Like Amos, Isaiah speaks against religion. We may think of religion as a system of merit in which one conforms to a moral code and, by doing so, earns moral points. The more moral points one earns, the happier one’s god is with one and the more quickly one’s god must fulfill one’s desires. Also, if one possesses more moral points than another, then one is morally superior to that other and gets to look down on them with satisfaction.
Through Isaiah, Yahweh tells his people he is not interested in their religion. He is not a means to their ends. He neither awards moral points nor maintains a moral credit and debit account. Consequently, he freely disregards all the sacrifices of animals occurring in his house in Jerusalem. He does not care at all for the festivals being celebrated even if they are according to his law. He can no longer bear all the people traveling to Jerusalem to visit him (Isaiah 1:10-17). They say his name with their lips but their hearts are with the false Olympian gods (29:13-14). Proof: they tell his prophets to proclaim their smooth illusions rather than speak his tough truth.

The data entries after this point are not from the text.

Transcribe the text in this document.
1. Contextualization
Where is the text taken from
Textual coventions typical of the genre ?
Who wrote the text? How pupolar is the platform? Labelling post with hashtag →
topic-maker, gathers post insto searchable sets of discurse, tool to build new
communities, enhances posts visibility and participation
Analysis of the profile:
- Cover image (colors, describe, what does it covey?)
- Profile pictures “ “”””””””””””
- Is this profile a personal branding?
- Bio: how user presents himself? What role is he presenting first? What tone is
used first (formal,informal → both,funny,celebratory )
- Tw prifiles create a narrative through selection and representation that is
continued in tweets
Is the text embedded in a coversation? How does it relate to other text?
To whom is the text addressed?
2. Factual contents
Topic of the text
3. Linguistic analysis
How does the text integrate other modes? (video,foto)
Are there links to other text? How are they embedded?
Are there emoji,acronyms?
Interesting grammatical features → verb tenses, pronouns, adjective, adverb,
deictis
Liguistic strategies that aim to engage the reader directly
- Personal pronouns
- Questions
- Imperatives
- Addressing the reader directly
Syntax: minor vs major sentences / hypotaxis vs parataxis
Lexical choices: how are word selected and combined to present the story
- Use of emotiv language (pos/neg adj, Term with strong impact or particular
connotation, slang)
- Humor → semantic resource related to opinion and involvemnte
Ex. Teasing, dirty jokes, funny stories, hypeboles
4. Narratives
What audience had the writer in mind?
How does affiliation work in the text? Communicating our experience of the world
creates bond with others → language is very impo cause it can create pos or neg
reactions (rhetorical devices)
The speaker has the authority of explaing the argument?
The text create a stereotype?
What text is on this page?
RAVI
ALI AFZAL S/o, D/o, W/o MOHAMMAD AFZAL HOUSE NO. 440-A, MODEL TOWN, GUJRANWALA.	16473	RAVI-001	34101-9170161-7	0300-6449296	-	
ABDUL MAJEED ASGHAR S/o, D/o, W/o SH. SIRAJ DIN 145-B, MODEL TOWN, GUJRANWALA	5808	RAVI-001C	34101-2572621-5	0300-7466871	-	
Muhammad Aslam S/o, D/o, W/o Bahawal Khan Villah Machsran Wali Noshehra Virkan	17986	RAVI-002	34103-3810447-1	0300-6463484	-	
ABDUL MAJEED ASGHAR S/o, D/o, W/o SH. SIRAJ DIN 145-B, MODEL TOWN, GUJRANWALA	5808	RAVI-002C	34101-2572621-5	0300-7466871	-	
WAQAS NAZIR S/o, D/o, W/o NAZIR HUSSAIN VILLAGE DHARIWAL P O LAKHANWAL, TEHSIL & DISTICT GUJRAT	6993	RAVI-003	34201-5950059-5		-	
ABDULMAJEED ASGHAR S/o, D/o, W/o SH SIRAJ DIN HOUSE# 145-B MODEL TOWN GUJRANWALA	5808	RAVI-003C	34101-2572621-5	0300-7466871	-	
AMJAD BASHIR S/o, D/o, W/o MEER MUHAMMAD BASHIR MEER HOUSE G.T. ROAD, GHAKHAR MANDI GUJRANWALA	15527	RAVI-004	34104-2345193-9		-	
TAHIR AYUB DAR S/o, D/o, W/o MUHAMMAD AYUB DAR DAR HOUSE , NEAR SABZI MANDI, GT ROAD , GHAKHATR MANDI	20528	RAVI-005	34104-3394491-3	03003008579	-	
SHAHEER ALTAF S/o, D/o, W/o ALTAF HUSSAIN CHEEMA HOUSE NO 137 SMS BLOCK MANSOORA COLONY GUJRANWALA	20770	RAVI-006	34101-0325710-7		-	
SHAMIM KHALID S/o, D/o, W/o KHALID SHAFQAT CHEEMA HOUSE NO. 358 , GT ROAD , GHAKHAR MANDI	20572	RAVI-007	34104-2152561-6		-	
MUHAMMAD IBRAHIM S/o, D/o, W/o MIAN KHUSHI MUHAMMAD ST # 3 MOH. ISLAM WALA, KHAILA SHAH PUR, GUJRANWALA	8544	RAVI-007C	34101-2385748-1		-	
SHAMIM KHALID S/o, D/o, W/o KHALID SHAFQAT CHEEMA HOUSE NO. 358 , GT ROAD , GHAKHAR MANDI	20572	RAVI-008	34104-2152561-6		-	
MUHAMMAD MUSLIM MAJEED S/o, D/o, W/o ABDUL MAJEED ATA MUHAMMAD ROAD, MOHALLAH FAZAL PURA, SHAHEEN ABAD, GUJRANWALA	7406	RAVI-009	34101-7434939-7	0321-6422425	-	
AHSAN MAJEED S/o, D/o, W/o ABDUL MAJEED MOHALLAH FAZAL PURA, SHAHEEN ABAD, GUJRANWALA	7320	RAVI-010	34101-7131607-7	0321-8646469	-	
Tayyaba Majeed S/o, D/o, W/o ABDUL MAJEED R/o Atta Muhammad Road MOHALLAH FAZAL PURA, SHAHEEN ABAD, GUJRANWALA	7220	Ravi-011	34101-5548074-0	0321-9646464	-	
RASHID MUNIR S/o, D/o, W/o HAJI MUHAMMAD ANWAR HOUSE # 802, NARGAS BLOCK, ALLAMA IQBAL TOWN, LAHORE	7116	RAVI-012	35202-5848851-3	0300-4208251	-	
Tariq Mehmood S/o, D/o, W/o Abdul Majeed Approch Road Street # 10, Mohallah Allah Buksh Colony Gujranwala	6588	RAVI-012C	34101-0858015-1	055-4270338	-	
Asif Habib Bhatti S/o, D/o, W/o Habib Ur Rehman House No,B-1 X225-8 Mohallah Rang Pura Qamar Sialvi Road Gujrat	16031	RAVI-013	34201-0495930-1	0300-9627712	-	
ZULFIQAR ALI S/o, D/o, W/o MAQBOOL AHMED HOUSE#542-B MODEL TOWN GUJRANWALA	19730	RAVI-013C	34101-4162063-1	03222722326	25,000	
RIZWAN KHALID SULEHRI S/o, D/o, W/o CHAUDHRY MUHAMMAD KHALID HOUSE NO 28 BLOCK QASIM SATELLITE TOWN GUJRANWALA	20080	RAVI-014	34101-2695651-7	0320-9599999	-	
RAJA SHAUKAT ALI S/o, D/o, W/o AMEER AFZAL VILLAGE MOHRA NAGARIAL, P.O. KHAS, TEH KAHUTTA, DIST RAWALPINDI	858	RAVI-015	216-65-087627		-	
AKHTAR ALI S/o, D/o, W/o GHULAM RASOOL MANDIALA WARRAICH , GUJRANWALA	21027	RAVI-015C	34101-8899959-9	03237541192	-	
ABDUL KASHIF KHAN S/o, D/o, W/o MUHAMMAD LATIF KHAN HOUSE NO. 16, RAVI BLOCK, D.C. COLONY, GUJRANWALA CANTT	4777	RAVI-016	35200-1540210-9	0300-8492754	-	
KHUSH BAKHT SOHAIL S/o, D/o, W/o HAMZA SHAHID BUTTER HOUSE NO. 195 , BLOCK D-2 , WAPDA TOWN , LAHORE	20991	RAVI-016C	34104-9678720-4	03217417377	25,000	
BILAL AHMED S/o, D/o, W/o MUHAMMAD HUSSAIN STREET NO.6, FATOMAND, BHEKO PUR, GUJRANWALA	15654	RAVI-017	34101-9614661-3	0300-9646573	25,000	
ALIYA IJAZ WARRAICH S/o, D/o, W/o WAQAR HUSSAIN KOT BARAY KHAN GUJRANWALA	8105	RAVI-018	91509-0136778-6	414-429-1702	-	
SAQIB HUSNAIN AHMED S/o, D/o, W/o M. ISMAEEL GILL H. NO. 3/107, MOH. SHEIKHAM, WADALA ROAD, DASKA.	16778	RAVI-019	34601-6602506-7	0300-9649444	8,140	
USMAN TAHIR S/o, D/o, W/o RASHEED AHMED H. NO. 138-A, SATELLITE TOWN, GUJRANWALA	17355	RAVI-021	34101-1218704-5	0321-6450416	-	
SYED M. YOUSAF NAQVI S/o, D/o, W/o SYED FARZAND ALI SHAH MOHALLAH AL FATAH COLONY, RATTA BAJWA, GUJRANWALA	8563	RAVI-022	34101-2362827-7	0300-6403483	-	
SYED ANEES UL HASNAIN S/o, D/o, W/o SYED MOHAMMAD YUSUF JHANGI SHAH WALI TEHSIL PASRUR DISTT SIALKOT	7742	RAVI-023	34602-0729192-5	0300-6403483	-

Against those devoted to Jupiter, false god of politics, Isaiah criticizes the perversion of righteousness. Political leaders should be like David and setting an example of devotion to Yahweh. Instead, politicians love Jupiter and allow him to exploit less powerful people through their wicked decrees and oppressive statutes (10:1-4). They even pervert justice by accepting bribes. These false leaders also wrongly turn to Egypt for support rather than relying on Yahweh as their one trustworthy leader and savior (30:1-5).
Yahweh is free, especially in relation to Mars, false god of war, to grant military victory or to withhold it. But the Holy Spirit is not the spirit of war. Isaiah prophesies the time when war will not be studied anymore; instead, weapons of war will be turned into farm tools (2:1-4). This reconciliation will even be seen throughout creation: wolves, leopards, and lions will no longer threaten lambs, kids, and calves (11:6-9). Kings of Judah witness to their misplaced trust in Mars by counting on chariots rather than Yahweh (30:1-5).
Leaders of Judah betray their devotion to Pluto, false god of money, by adding house to house and squeezing ordinary people from the land (5:7-10).
Bacchus, false god of consumption, also delights in these leaders because they show far greater interest in drinking and feasting with him than in discerning words and signs of Yahweh’s presence (5:11-14). While Yahweh calls them to mourning, they pursue ever-changing pleasures with increasing focus and energy (22:12-14).
To Ahaz, king of Judah, Isaiah says commit yourself to Yahweh or fall with your gods (7:9b).